A soldier carries a rocket launcher during the state funeral of slain Guinea-Bissau president Joao Bernardo Vieira in a cemetery in Bissau on March 10, 2009. Sustained gunfire was heard on Tuesday near the seat of government in Bissau. PHOTO | AFP

By ARNALDO VIEIRA

Shots were heard near a presidential palace in Guinea Bissau in what could be the latest threat on President Umaro Sissoco Embaló’s government as well as nascent stability in a country once troubled with illegal take-over of power.

Initial reports said gunshots rent the air as the President hosted a meeting of the Council of Ministers in the presidential palace in Bissau.

According to DW Radio, citing sources from the Presidency the head of state, President Embaló and the Prime Minister Nuno Gomes Nabiam were on Tuesday afternoon inside the building, but surrounded by government army personnel.

The President, who is only two years in power, has been one of the vocal critics of coups and other illegal takeover of power in the now troubled West African region.

On Tuesday, a section of the army forces had reportedly barred the Council of Ministers from leaving the palace, creating a standoff and gunshots.

Attempted coup

Advertisement

In October, Guinea Bissau had said it foiled an attempted coup. But the country has had a series of coups in the past, which had caused it to be suspended from the regional bloc Ecowas.
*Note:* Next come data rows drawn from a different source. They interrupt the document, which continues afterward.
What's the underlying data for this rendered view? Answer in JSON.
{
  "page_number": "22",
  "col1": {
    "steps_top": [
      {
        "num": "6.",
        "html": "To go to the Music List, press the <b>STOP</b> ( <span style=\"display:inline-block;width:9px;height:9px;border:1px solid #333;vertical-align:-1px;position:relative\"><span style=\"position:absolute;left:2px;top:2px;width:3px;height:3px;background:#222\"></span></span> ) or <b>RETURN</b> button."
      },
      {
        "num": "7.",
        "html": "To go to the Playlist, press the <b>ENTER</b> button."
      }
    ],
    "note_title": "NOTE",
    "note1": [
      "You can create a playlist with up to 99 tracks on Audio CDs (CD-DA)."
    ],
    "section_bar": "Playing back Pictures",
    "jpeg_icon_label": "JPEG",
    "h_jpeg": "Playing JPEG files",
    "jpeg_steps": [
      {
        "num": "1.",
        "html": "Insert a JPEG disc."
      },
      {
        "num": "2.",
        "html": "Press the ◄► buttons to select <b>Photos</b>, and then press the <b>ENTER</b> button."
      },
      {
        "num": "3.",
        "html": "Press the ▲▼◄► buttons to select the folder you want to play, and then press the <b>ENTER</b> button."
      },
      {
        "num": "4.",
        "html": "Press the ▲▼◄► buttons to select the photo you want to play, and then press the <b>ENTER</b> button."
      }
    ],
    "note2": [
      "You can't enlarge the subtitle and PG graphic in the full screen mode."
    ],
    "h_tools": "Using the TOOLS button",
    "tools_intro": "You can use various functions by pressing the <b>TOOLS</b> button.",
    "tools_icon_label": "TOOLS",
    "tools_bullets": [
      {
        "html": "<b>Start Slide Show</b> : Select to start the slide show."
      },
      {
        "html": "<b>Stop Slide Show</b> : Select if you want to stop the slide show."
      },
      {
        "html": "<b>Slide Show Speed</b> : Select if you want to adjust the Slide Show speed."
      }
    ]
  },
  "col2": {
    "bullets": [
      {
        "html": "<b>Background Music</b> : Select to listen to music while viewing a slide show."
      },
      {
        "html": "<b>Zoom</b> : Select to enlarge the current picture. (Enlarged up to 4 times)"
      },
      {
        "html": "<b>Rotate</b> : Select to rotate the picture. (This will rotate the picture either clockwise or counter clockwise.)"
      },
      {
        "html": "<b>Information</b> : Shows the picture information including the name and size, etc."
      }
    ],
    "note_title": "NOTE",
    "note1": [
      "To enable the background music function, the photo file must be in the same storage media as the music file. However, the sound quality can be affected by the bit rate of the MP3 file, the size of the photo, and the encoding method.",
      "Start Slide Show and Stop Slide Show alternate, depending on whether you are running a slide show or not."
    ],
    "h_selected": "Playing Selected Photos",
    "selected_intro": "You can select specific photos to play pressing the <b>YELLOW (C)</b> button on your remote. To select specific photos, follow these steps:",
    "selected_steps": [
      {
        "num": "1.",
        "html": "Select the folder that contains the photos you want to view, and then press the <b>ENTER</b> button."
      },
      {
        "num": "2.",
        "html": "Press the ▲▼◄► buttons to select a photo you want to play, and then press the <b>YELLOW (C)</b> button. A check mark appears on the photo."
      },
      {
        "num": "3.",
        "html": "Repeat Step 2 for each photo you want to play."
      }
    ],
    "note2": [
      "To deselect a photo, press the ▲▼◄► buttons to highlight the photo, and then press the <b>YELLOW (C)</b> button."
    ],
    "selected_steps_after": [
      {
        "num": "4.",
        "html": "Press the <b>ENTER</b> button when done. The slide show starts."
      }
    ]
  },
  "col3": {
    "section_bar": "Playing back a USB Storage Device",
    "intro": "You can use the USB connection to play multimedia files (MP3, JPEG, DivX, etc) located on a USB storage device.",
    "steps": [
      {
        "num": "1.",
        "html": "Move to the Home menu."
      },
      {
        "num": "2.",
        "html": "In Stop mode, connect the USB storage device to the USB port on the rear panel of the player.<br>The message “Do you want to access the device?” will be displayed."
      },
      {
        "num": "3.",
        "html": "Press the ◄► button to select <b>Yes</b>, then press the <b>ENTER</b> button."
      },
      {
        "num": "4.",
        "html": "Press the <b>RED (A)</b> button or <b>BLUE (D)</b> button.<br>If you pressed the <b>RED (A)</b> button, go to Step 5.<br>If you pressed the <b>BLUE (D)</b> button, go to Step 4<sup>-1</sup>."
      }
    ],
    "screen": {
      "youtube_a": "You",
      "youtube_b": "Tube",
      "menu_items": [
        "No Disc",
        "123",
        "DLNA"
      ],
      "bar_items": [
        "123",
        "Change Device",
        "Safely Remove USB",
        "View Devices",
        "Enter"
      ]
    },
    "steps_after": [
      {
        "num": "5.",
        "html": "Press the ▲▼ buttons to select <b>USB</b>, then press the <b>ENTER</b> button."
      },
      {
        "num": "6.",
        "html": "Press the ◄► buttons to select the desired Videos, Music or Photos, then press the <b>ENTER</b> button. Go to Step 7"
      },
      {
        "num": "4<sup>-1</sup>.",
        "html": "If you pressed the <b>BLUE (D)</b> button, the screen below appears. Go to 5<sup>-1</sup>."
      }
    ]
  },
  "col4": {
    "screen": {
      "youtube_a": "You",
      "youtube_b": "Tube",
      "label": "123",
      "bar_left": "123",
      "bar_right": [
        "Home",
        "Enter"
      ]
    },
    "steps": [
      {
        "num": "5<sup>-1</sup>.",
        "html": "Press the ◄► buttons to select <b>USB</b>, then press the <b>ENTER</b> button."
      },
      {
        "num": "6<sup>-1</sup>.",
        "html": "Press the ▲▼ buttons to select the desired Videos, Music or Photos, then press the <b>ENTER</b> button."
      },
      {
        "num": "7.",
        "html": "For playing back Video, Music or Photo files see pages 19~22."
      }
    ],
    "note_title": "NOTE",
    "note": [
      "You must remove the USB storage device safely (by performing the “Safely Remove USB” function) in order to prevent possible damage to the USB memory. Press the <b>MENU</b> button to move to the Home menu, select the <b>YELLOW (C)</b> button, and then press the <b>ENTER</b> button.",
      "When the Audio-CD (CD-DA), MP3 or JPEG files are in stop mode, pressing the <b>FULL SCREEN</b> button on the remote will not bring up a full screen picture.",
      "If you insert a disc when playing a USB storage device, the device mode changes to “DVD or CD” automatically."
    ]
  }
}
After he won elections in 2019, the new President has criticised coups even though the threat from within his army never decimated. A senior army general was even sanctioned in the US for dealing with drugs, a signal that the desire to control channels of power was also being fueled by drug trafficking.

More than two-thirds of the population lives below the poverty line, according to the World Bank making it one of the poorest and most unstable countries in Africa.

Guinea Bissau is a West African country with a population of less than two million people.

It is one of the world's poorest states and has a history of coups and has become a major transit route for smuggling cocaine to Europe.

Former president José Mário Vaz who ruled the country between 2014- 2020 became the first president since 1994 to complete his term in a country hitherto destabilised by coups, the last of which had been in 2012.

Presidential re-run

President Umaro Sissoco Embalo won the contested December 29, 2019 presidential re-run.

Mr Embaló took oath of office in February 2020 at the time without the country’s Supreme Court of Justice validating his victory.

However, Rádio Bonbolom FM, based in Bissau, said that at least two people had been killed.

The whereabouts of the President and Prime Minister, the perpetrators of the shots, the possible victims and the reasons for the shooting are currently unknown.